To achieve anything, Wayne will need to build consensus among councillors. Wayne says that the three Ps are important: Projects, People, and Politics. Good projects backed by the right people can sometimes navigate their way through the politics which are global, national, and local. National and local politics are massive obstacles to any progress in moving the port.
Election night delivered, on paper, a right leaning Governing Body. That flipped when Julie Fairey (married to Michael Woods, Minister of Transport) was elected over Will McKenzie and Kerrin Leoni ousted Tracy Mulholland here in the Whau by 362 votes.
Tracy was missing in action for most of the campaign. If her campaign had been more vigorous, the outcome could have been different. The Whau may have even had a Deputy Mayor representing us at council. The results in the Whau at council and local board level show strong support for Labour, going against the outgoing tide of electoral support in other areas.

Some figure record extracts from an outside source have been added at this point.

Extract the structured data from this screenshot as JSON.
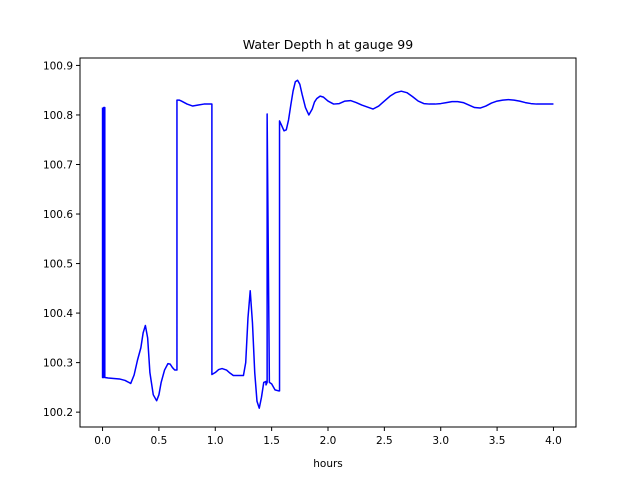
{
  "chart_data": {
    "type": "line",
    "title": "Water Depth h at gauge 99",
    "xlabel": "hours",
    "ylabel": "",
    "xlim": [
      -0.2,
      4.2
    ],
    "ylim": [
      100.17,
      100.915
    ],
    "xticks": [
      0.0,
      0.5,
      1.0,
      1.5,
      2.0,
      2.5,
      3.0,
      3.5,
      4.0
    ],
    "xtick_labels": [
      "0.0",
      "0.5",
      "1.0",
      "1.5",
      "2.0",
      "2.5",
      "3.0",
      "3.5",
      "4.0"
    ],
    "yticks": [
      100.2,
      100.3,
      100.4,
      100.5,
      100.6,
      100.7,
      100.8,
      100.9
    ],
    "ytick_labels": [
      "100.2",
      "100.3",
      "100.4",
      "100.5",
      "100.6",
      "100.7",
      "100.8",
      "100.9"
    ],
    "grid": false,
    "line_color": "#0000ff",
    "series": [
      {
        "name": "",
        "x": [
          0.0,
          0.0,
          0.01,
          0.01,
          0.02,
          0.02,
          0.05,
          0.1,
          0.15,
          0.2,
          0.25,
          0.28,
          0.31,
          0.34,
          0.36,
          0.38,
          0.4,
          0.42,
          0.45,
          0.48,
          0.5,
          0.52,
          0.55,
          0.58,
          0.6,
          0.62,
          0.64,
          0.66,
          0.66,
          0.68,
          0.7,
          0.75,
          0.8,
          0.85,
          0.9,
          0.96,
          0.97,
          0.97,
          1.0,
          1.03,
          1.06,
          1.1,
          1.13,
          1.16,
          1.19,
          1.22,
          1.25,
          1.27,
          1.29,
          1.31,
          1.33,
          1.35,
          1.37,
          1.39,
          1.41,
          1.43,
          1.45,
          1.45,
          1.46,
          1.46,
          1.48,
          1.5,
          1.53,
          1.56,
          1.57,
          1.57,
          1.59,
          1.61,
          1.63,
          1.65,
          1.67,
          1.69,
          1.71,
          1.73,
          1.75,
          1.77,
          1.8,
          1.83,
          1.86,
          1.88,
          1.9,
          1.93,
          1.96,
          2.0,
          2.05,
          2.1,
          2.15,
          2.2,
          2.25,
          2.3,
          2.35,
          2.4,
          2.45,
          2.5,
          2.55,
          2.6,
          2.65,
          2.7,
          2.75,
          2.8,
          2.85,
          2.9,
          2.95,
          3.0,
          3.05,
          3.1,
          3.15,
          3.2,
          3.25,
          3.3,
          3.35,
          3.4,
          3.45,
          3.5,
          3.55,
          3.6,
          3.65,
          3.7,
          3.75,
          3.8,
          3.85,
          3.9,
          3.95,
          4.0
        ],
        "y": [
          100.815,
          100.27,
          100.27,
          100.815,
          100.815,
          100.27,
          100.269,
          100.268,
          100.267,
          100.264,
          100.258,
          100.275,
          100.305,
          100.33,
          100.36,
          100.375,
          100.35,
          100.28,
          100.235,
          100.223,
          100.235,
          100.26,
          100.285,
          100.298,
          100.297,
          100.29,
          100.285,
          100.285,
          100.83,
          100.83,
          100.828,
          100.822,
          100.818,
          100.82,
          100.822,
          100.822,
          100.822,
          100.276,
          100.28,
          100.286,
          100.288,
          100.285,
          100.279,
          100.274,
          100.274,
          100.274,
          100.274,
          100.3,
          100.39,
          100.445,
          100.38,
          100.28,
          100.222,
          100.208,
          100.23,
          100.26,
          100.262,
          100.255,
          100.26,
          100.802,
          100.26,
          100.257,
          100.245,
          100.243,
          100.243,
          100.788,
          100.778,
          100.768,
          100.77,
          100.79,
          100.82,
          100.848,
          100.867,
          100.87,
          100.862,
          100.842,
          100.815,
          100.8,
          100.812,
          100.826,
          100.833,
          100.838,
          100.836,
          100.828,
          100.822,
          100.823,
          100.828,
          100.829,
          100.825,
          100.82,
          100.816,
          100.812,
          100.818,
          100.828,
          100.838,
          100.845,
          100.848,
          100.845,
          100.837,
          100.828,
          100.823,
          100.822,
          100.822,
          100.823,
          100.825,
          100.827,
          100.827,
          100.825,
          100.82,
          100.815,
          100.814,
          100.818,
          100.824,
          100.828,
          100.83,
          100.831,
          100.83,
          100.828,
          100.825,
          100.823,
          100.822,
          100.822,
          100.822,
          100.822
        ]
      }
    ]
  }
}
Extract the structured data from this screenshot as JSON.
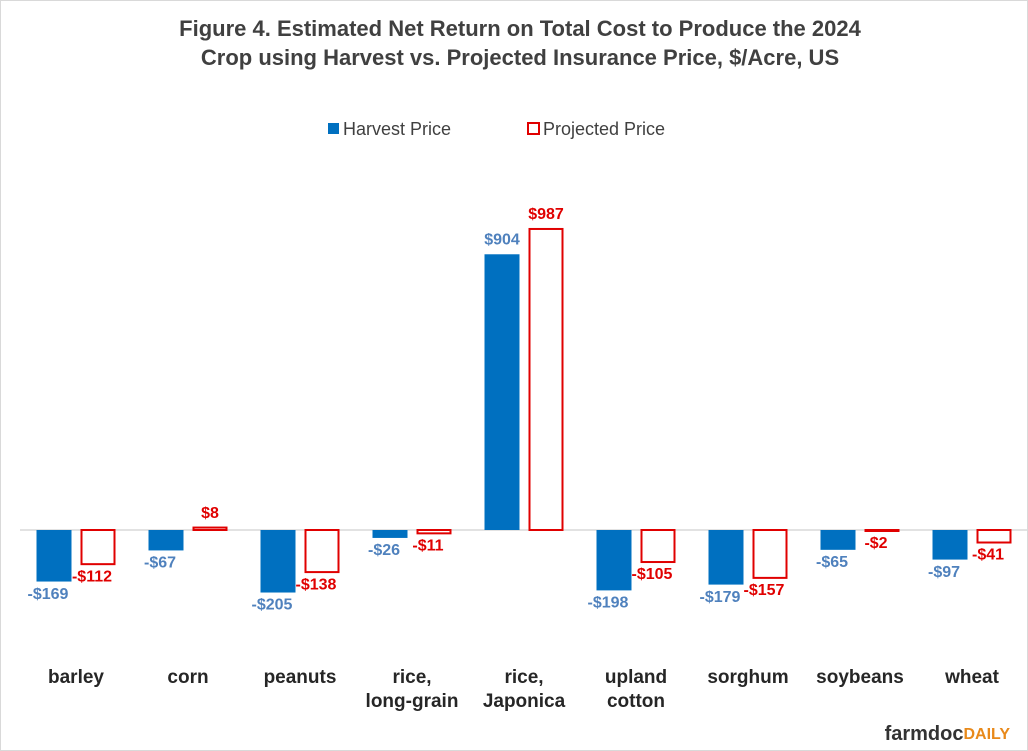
{
  "chart_data": {
    "type": "bar",
    "title": "Figure  4. Estimated Net Return on Total Cost to Produce the 2024\nCrop using Harvest vs. Projected Insurance Price, $/Acre, US",
    "categories": [
      "barley",
      "corn",
      "peanuts",
      "rice,\nlong-grain",
      "rice,\nJaponica",
      "upland\ncotton",
      "sorghum",
      "soybeans",
      "wheat"
    ],
    "series": [
      {
        "name": "Harvest Price",
        "color": "#0070c0",
        "label_color": "#4f81bd",
        "values": [
          -169,
          -67,
          -205,
          -26,
          904,
          -198,
          -179,
          -65,
          -97
        ],
        "value_labels": [
          "-$169",
          "-$67",
          "-$205",
          "-$26",
          "$904",
          "-$198",
          "-$179",
          "-$65",
          "-$97"
        ]
      },
      {
        "name": "Projected Price",
        "color": "#e00000",
        "fill": "#ffffff",
        "label_color": "#e00000",
        "values": [
          -112,
          8,
          -138,
          -11,
          987,
          -105,
          -157,
          -2,
          -41
        ],
        "value_labels": [
          "-$112",
          "$8",
          "-$138",
          "-$11",
          "$987",
          "-$105",
          "-$157",
          "-$2",
          "-$41"
        ]
      }
    ],
    "ylim": [
      -400,
      1200
    ],
    "legend": "top"
  },
  "footer": {
    "logo_main": "farmdoc",
    "logo_accent": "DAILY"
  }
}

Since the election, Wayne has given few interviews. Instead, he puts out a daily press release. In these, he is showing an extensive interest in the operations of Council Controlled Organisations. He is bringing a lot of clarity and focus, even if he still has a lot of learning to do. As a disruptor, he is making some people and organisations uncomfortable that their status quo is threatened. It is up to them to inform the Mayor (and the rest of us) why their current course is justified and whether there is room for improvement.